秋露園內各色菊花競相開放,‘飛黃騰達’‘黃鶯出谷’‘沉香託桂’‘綠柳垂蔭’‘春水綠波’‘玉蟹冰盤’‘楓葉蘆花’‘綠衣紅裳’‘人面桃花’等名貴品種佈滿花園,色姿動人,絢麗奪目。

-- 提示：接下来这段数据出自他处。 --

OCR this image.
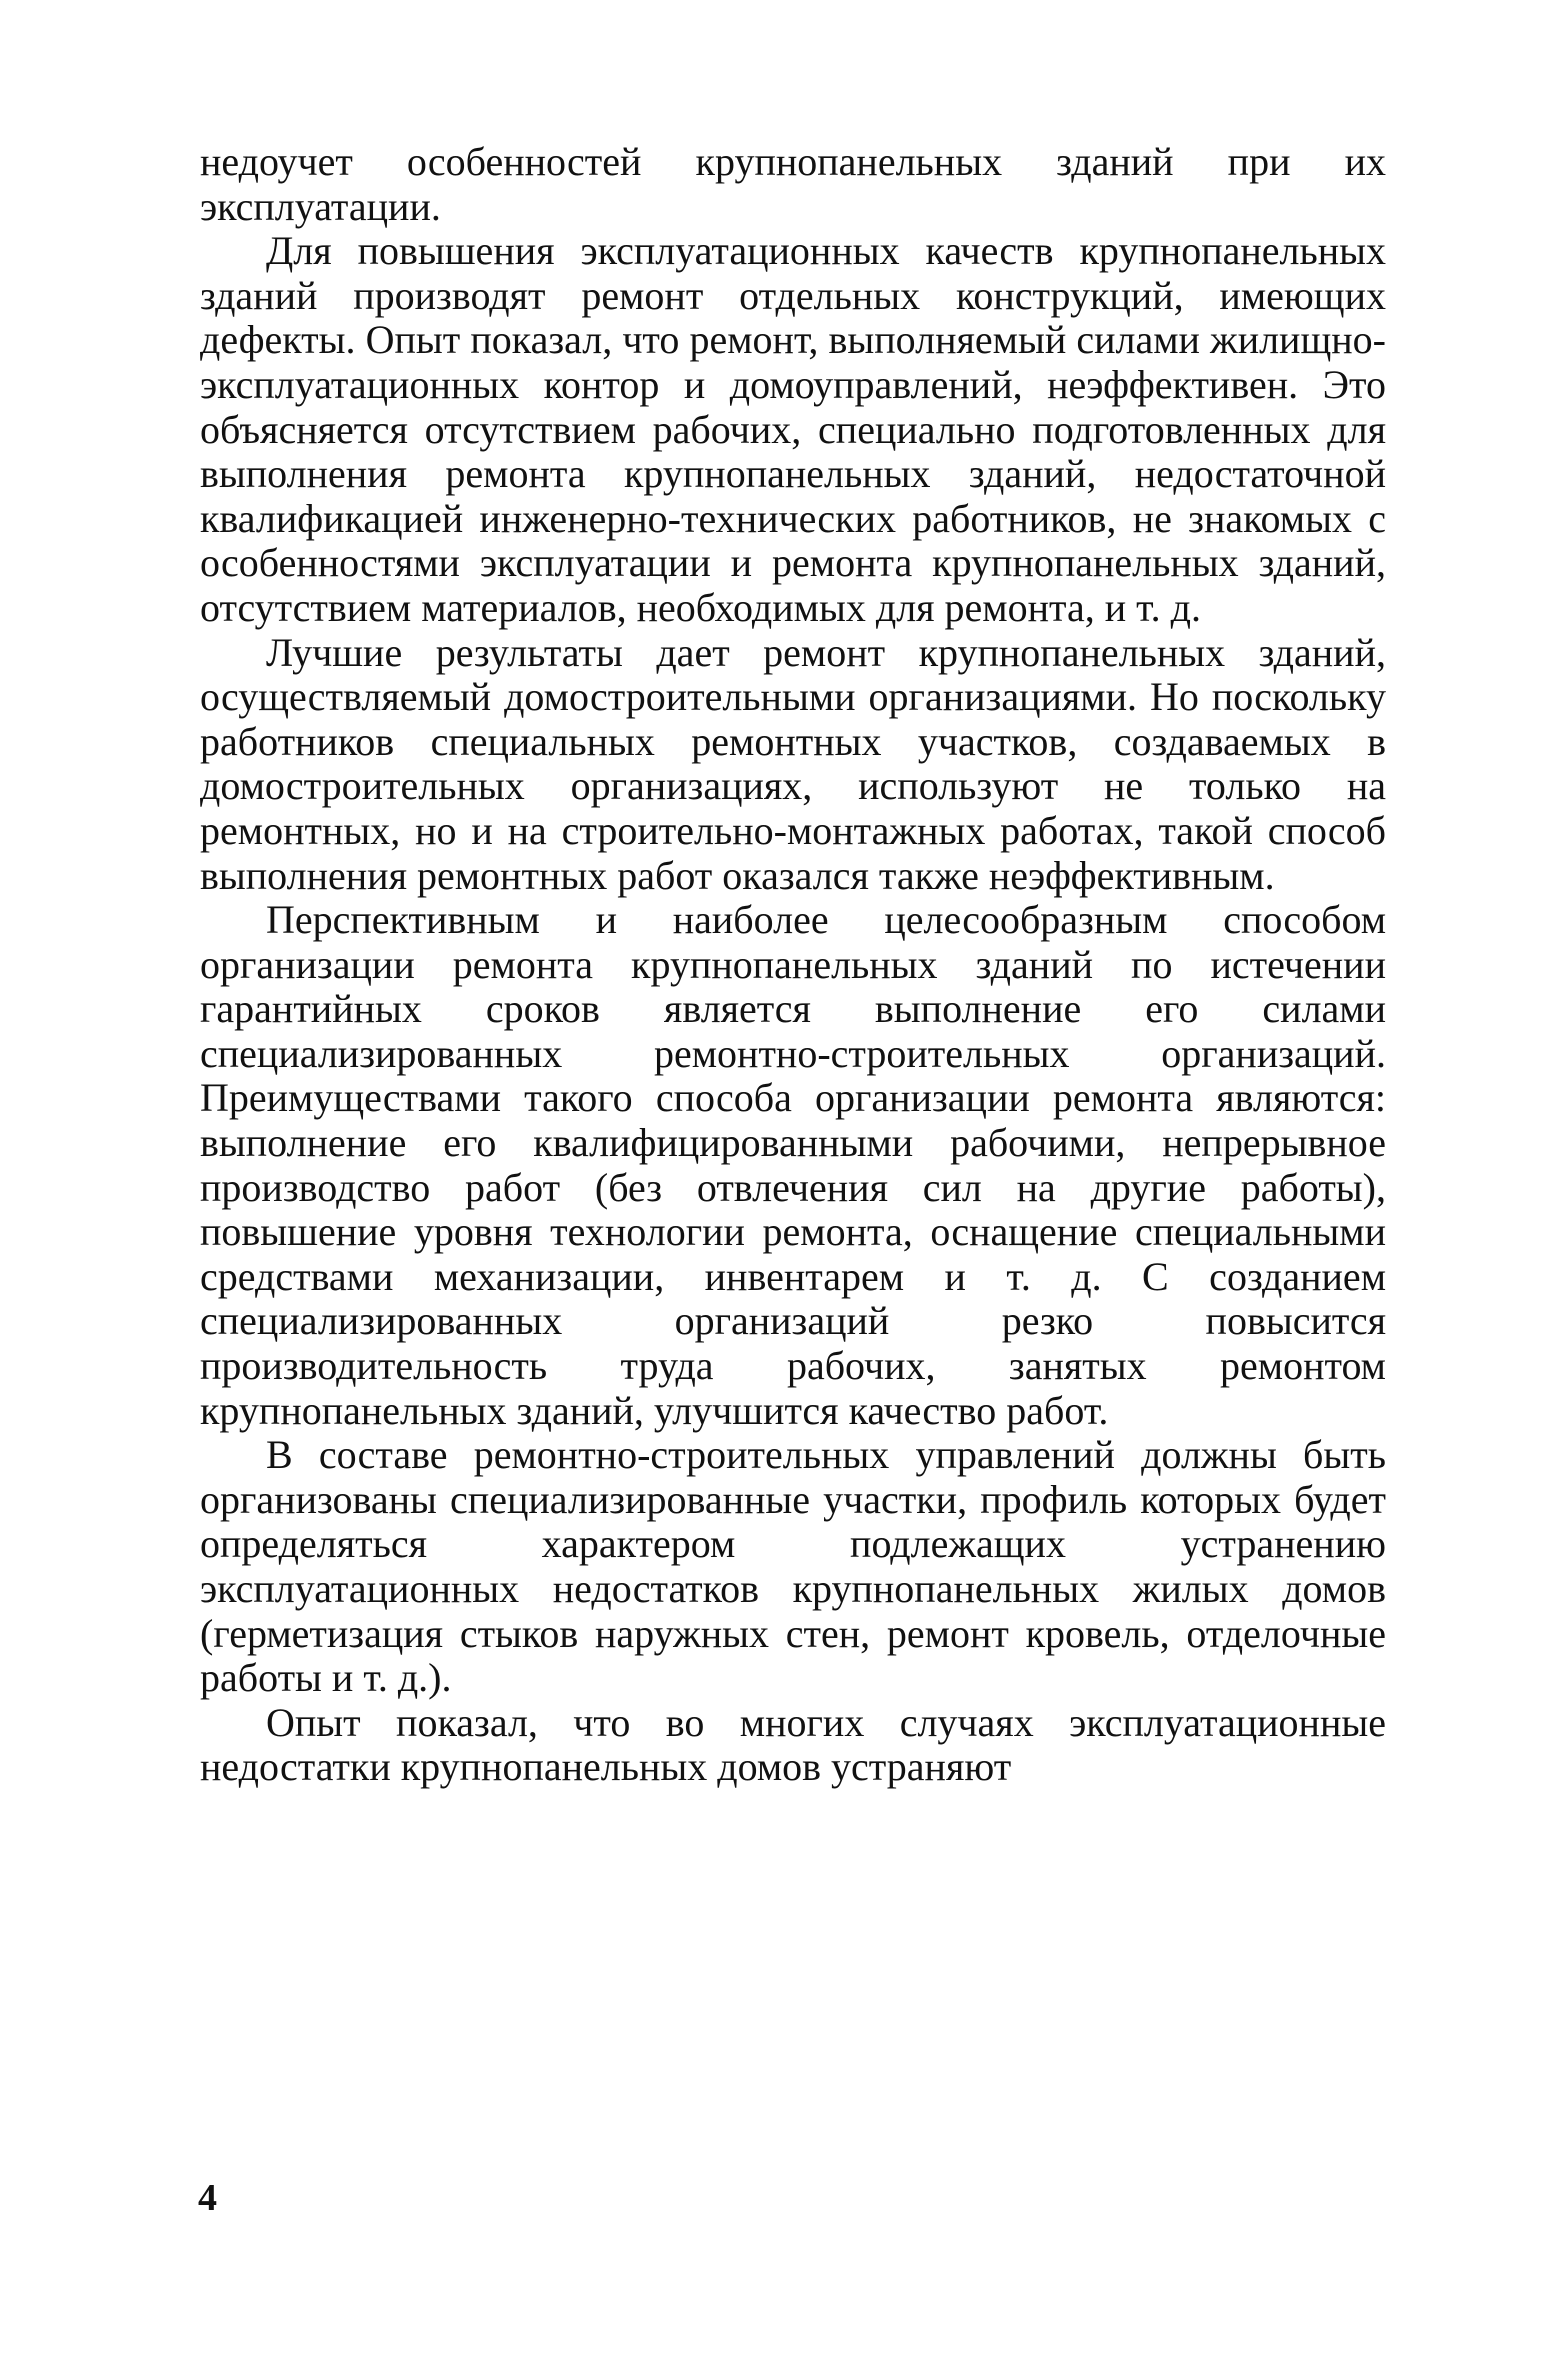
недоучет особенностей крупнопанельных зданий при их эксплуатации.

Для повышения эксплуатационных качеств крупнопанельных зданий производят ремонт отдельных конструкций, имеющих дефекты. Опыт показал, что ремонт, выполняемый силами жилищно-эксплуатационных контор и домоуправлений, неэффективен. Это объясняется отсутствием рабочих, специально подготовленных для выполнения ремонта крупнопанельных зданий, недостаточной квалификацией инженерно-технических работников, не знакомых с особенностями эксплуатации и ремонта крупнопанельных зданий, отсутствием материалов, необходимых для ремонта, и т. д.

Лучшие результаты дает ремонт крупнопанельных зданий, осуществляемый домостроительными организациями. Но поскольку работников специальных ремонтных участков, создаваемых в домостроительных организациях, используют не только на ремонтных, но и на строительно-монтажных работах, такой способ выполнения ремонтных работ оказался также неэффективным.

Перспективным и наиболее целесообразным способом организации ремонта крупнопанельных зданий по истечении гарантийных сроков является выполнение его силами специализированных ремонтно-строительных организаций. Преимуществами такого способа организации ремонта являются: выполнение его квалифицированными рабочими, непрерывное производство работ (без отвлечения сил на другие работы), повышение уровня технологии ремонта, оснащение специальными средствами механизации, инвентарем и т. д. С созданием специализированных организаций резко повысится производительность труда рабочих, занятых ремонтом крупнопанельных зданий, улучшится качество работ.

В составе ремонтно-строительных управлений должны быть организованы специализированные участки, профиль которых будет определяться характером подлежащих устранению эксплуатационных недостатков крупнопанельных жилых домов (герметизация стыков наружных стен, ремонт кровель, отделочные работы и т. д.).

Опыт показал, что во многих случаях эксплуатационные недостатки крупнопанельных домов устраняют

4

皇后與慎貴姬許美淑一前一後漫步在園中,身邊沒有一個宮人,兩人低聲說笑。
皇后初初嫁入東宮爲太子妃時並不得皇上喜愛,一直獨守空閨,而許美淑一直有寵,又常常薦了皇上往皇后院落去,皇后也懂得時機,漸漸得皇上喜愛及敬重,因此皇后感念許美淑而一直與她來往交好,又擡了她爲太子側妃,後來許美淑流產一直閉門不出,皇后也經常紆尊降貴親臨許美淑居住的院落和宮殿,開導勸解她,即便捅出許美淑陷害趙箐箐一事,皇后也仍在太后、皇上面前相勸,以平二人怒火,正是因爲這樣許美淑沒有爲陷害妃嬪一事受到任何責罰,她兩從不以姐妹相稱,而是朋友,未必是一輩子的朋友,但至少現在是。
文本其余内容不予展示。